Sure, singer Chris Brown punched, bit, and choked his girlfriend, the pop star Rihanna, so badly that she landed in the hospital, according to a police report. But for Brown to get that angry, it must have been Rihanna’s fault. At least that’s what a lot of teenagers believe, said Jan Hoffman in The New York Times. In a finding that has sparked consternation among parents and domestic-violence experts and led to a new crusade by Oprah Winfrey, nearly half of 200 teenagers polled by the Boston Public Health Commission held Rihanna responsible for her recent assault. “She probably made him mad for him to react like that,” a female ninth-grader said. Reports that the couple have reunited, and recorded a new duet together, have further muddied the lines of responsibility. “She probably feels bad that it was her fault, so she took him back,” one girl said.
For this ugly way of thinking, I blame feminism, said Kathryn Jean Lopez in National Review Online. Back before “natural gender roles” were deliberately muddled, it was normal “for us to expect men to protect women, and for women to expect some level of physical protection.” But feminism conditioned us to view men and women as equals. “By inventing oppression where there is none and remaking woman in man’s image, as the sexual and feminist revolutions have done, we’ve confused everyone.” Teens are making excuses for Chris Brown because they no longer expect men to treat women with special deference.

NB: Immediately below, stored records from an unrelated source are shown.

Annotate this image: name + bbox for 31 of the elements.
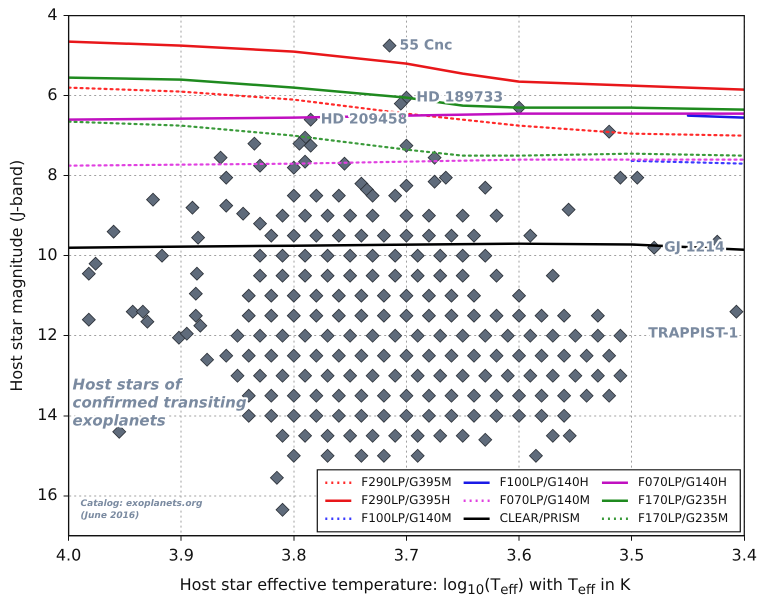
x-tick-label: 4.0 bbox=[56, 546, 82, 565]
legend-label: F290LP/G395H bbox=[361, 492, 450, 507]
x-tick-label: 3.9 bbox=[168, 546, 194, 565]
y-tick-label: 12 bbox=[37, 324, 58, 344]
x-tick-label: 3.4 bbox=[732, 546, 758, 565]
line-series bbox=[68, 86, 744, 137]
x-axis-title: Host star effective temperature: log$_{10}$(T$_{eff}$) with T$_{eff}$ in K bbox=[178, 575, 632, 598]
y-tick-label: 8 bbox=[47, 164, 58, 184]
y-tick-label: 4 bbox=[47, 4, 58, 24]
legend-label: F290LP/G395M bbox=[361, 474, 452, 489]
y-tick-label: 16 bbox=[37, 484, 58, 504]
x-tick-label: 3.6 bbox=[506, 546, 532, 565]
series-label: Host stars of confirmed transiting exoplanets bbox=[72, 376, 247, 430]
y-tick-label: 6 bbox=[47, 84, 58, 104]
x-tick-label: 3.7 bbox=[394, 546, 420, 565]
annotation: TRAPPIST-1 bbox=[648, 325, 738, 342]
legend-label: CLEAR/PRISM bbox=[500, 510, 580, 525]
y-axis-title: Host star magnitude (J-band) bbox=[6, 160, 26, 392]
y-tick-label: 14 bbox=[37, 404, 58, 424]
x-tick-label: 3.5 bbox=[618, 546, 644, 565]
legend-label: F100LP/G140M bbox=[361, 510, 452, 525]
annotation: Catalog: exoplanets.org bbox=[80, 499, 203, 510]
legend-label: F170LP/G235H bbox=[638, 492, 727, 507]
legend-label: F070LP/G140H bbox=[638, 474, 727, 489]
y-tick-label: 10 bbox=[37, 244, 58, 264]
annotation: 55 Cnc bbox=[400, 37, 452, 54]
legend-label: F070LP/G140M bbox=[500, 492, 590, 507]
legend-label: F170LP/G235M bbox=[638, 510, 728, 525]
x-tick-label: 3.8 bbox=[281, 546, 307, 565]
annotation: (June 2016) bbox=[80, 511, 140, 522]
legend-label: F100LP/G140H bbox=[500, 474, 589, 489]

You’ve got it backward, said prosecutor Glenn F. Ivey in The Washington Post. At a middle school I visited recently, I heard the same blame-the-victim talk about Rihanna. But “the room froze” when I asked whether Barack Obama could ever be justified in hitting Michelle. “Putting hands on Michelle Obama was somehow unthinkable.” And therein lies the power of the First Lady, a strong and dignified feminist and mother. Mrs. Obama could make a difference in countless lives if she focused on domestic violence as “one of her primary issues.” Ultimately, though, said DeWayne Wickham in USA Today, it comes down to what we tell our own daughters. Here’s what I’m telling my 15-year-old: One in four women gets beaten up by a man. Many of them then make the same mistake as Rihanna, and believe the guy when he says it won’t ever happen again. “Don’t walk away from that man,” I’ll tell my daughter. “Run.”